Generator.standard_gammaは、標準ガンマ分布から乱数配列を生成するジェネレータメソッドです。
標準ガンマ分布とは、scale(広がり)が1のガンマ分布のことです。
ガンマ分布とは、簡単に言うと、ある一定の期間に1回起こるランダムな事象がn回起こるまでの時間の分布を示したものです。たとえば、電子部品の寿命の分布や、通信の待ち時間の分布などに使われます。
このページでは、このGenerator.standard_gammaメソッドについて解説します。
なお任意のscaleのガンマ分布からの乱数を取得するには、Generator.gammaメソッドを使います。以下のページで解説しています。
1. 書式
書き方:
Generator.standard_gamma(shape, size=None, dtype=np.float64, out=None)
パラメーター:
shape: float or array_like of floats 標準ガンマ分布の形状を指定する。負の数は不可。値が大きいほど正規分布に近づく。※標準ガンマ分布ではshape = mean(平均値) |
size: int or tuple of ints, optional 出力する配列のshapeを指定する。デフォルト値のNoneの場合で、かつ、shapeとscaleがともにスカラーの場合、1つの乱数の値を返す。
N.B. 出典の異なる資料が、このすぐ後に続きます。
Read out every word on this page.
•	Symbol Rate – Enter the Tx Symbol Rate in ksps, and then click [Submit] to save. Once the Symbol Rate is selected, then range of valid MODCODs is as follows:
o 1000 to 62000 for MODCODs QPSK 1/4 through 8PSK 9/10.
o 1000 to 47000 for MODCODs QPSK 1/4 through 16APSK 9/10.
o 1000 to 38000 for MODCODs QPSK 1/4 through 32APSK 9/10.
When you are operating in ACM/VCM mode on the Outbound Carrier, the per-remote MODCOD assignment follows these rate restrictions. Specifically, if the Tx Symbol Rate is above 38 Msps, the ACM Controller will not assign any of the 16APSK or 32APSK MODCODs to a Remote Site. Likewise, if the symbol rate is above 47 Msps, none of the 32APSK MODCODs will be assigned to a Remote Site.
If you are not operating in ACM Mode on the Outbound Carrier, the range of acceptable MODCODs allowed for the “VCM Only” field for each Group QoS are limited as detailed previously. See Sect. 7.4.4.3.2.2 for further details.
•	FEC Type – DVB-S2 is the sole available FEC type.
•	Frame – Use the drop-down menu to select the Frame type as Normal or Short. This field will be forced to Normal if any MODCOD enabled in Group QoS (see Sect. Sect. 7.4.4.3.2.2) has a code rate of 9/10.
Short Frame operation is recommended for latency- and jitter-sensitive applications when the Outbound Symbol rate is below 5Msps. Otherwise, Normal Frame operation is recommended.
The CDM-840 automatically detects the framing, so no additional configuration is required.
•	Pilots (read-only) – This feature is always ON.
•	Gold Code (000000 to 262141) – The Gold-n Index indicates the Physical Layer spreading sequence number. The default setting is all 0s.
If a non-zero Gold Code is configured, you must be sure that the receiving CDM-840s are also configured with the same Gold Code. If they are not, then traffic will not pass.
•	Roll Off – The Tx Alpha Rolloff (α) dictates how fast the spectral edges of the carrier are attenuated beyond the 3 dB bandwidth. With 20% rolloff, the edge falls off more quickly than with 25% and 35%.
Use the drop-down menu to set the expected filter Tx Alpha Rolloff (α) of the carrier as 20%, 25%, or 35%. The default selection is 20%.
それ以外の場合は、np.broadcast(shape, scale).sizeの乱数を生成する。(参考:『NumPyのshape属性 – 配列の形状の確認と変更』) |
dytpe: dtype, optional 生成する配列の要素の型。float64とfloat32のみ指定可能。デフォルト値はnp.float64。配列の要素の型については、『NumPyのdtype属性の一覧と参照・指定・変更方法』を参照すること。 |
out: ndarray, optional ここで指定した配列に、ジェネレータメソッドで生成する配列を代入する。両方のshapeが合致している必要がある。 |
戻り値:
out: ndarray or scalar 指定した範囲の標準ガンマ分布からの乱数を出力する。 |
2. サンプルコード
それでは、サンプルコードを見ていきましょう。
まずは、random.default_rng コンストラクタでジェネレータオブジェクトを作成します。『numpy.random.default_rng – 乱数生成のためのジェネレータオブジェクトの作成』に目を通しておいてください。
import numpy as np
rng = np.random.default_rng()
rng
こうして作成したジェネレータオブジェクト rng に対して、Generator.standard_gammaを呼び出します。
第一引数にshape、第二引数にsizeを渡します。
rng.standard_gamma(2., 5)
標準ガンマ分布のヒストグラムと確率密度関数を確認しておきましょう。
shape, scale = 2., 1.
s = rng.standard_gamma(shape, 1000000)
import matplotlib.pyplot as plt
import scipy.special as sps
count, bins, ignored = plt.hist(s, 50, density=True)
y = bins**(shape-1) * ((np.exp(-bins/scale))/
(sps.gamma(shape) * scale**shape))
plt.plot(bins, y, linewidth=2, color='r')
plt.show()
3. まとめ
以上のように、Generator.standard_gammaは標準ガンマ分布から乱数配列を生成するジェネレータメソッドです。これとは別に任意のscaleの指数分布を設定できるものに、『Generator.gamma – ガンマ分布から乱数配列を生成』があります。
これまで使われていたnp.random.standard_gamma関数は継続して使用可能ですが、Generator.standard_gammaメソッドを使った方が遥かに高速で科学技術計算に適しています。